Die ersten drei Kapitel dienen der Einführung in die Grammatologie. Kapitel 1 beschäftigt sich mit dem Begriff Grammatologie, der neueren grammatologischen Literatur und der Methodik der Grammatologie. Grammatologie ist kurzgefasst die Wissenschaft von der Schrift im engeren Sinne und als Medium und Symbol des Wissens. Nach Küster beschäftigt sie sich mit (S. 20) den inneren Systematiken von Schriftsystemen, verstanden als konventionelle Zeichensysteme und -prozesse, mit dem komplexen Verhalten von Schrift und Sprache, mit anderen Wissenschaftsdisziplinen zusammen mit den kognitiven Prozessen von Denken und Schreiben sowie mit den verschiedenen Facetten von Schriftentstehung und -entwicklung, mit den Auswirkungen von Schrift und Schriftlichkeit auf alle Bereiche des gesellschaftlichen Lebens wie Philosophie und Ökonomie. Nicht zu ihrem Gegenstand (S. 19-20) gehören u.a.

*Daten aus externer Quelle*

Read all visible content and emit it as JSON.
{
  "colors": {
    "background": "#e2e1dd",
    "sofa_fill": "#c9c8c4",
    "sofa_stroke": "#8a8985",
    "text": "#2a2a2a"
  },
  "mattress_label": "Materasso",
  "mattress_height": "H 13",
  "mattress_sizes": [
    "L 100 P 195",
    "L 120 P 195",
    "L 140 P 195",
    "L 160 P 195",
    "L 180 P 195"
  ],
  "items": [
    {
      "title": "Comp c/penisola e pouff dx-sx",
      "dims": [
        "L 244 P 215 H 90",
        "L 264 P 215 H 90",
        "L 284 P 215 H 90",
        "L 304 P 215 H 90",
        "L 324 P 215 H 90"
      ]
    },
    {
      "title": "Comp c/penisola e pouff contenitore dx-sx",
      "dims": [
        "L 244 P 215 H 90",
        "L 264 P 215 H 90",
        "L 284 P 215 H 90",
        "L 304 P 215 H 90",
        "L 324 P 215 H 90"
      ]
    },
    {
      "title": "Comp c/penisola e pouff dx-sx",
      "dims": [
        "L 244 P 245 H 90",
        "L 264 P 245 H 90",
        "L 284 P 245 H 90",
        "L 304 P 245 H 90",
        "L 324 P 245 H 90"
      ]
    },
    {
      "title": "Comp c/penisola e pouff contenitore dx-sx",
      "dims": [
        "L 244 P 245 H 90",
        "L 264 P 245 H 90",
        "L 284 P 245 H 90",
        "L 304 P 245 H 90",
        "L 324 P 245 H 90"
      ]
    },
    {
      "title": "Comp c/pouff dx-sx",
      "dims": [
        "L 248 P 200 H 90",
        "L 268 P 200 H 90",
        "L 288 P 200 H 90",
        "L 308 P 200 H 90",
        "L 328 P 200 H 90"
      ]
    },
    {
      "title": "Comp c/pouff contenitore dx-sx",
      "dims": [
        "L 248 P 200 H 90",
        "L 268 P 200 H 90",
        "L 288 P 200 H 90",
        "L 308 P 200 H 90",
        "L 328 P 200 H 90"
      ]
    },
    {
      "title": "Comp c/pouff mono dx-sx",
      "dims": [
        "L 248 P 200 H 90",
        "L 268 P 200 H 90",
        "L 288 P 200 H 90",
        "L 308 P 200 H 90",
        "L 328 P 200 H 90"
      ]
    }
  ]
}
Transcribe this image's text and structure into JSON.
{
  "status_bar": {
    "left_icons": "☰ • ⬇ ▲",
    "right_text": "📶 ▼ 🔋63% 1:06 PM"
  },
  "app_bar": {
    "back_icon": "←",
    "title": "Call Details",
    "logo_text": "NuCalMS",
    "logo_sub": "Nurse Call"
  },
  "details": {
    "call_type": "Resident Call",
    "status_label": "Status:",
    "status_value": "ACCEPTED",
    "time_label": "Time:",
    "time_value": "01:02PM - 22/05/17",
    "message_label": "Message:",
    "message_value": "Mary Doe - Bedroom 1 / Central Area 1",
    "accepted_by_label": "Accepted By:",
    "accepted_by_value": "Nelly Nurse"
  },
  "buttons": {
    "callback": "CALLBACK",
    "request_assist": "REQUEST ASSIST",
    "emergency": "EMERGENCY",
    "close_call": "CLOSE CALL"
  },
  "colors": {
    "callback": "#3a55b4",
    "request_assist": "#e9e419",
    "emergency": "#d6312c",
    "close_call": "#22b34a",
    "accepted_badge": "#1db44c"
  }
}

Paläographie und Epigraphie, Typographie, Design, Graphik und ähnliche Bereiche, Schriftdidaktik im Primarunterricht sowie Graphologie.

Kapitel 2 Terminologie enthält Definitionen u.a. zu den Begriffen Buchstaben, Alphabet, Schriftzeichen, Schriftsysteme und semiotische Zeichen und Kapitel 3 Grammatologie der Anordnung Thesen zur Anordnung als sekundäre Eigenschaft vieler Schriftsysteme, zur Geschichte des Sortierens sowie zur Anordnung als linguistisches Phänomen.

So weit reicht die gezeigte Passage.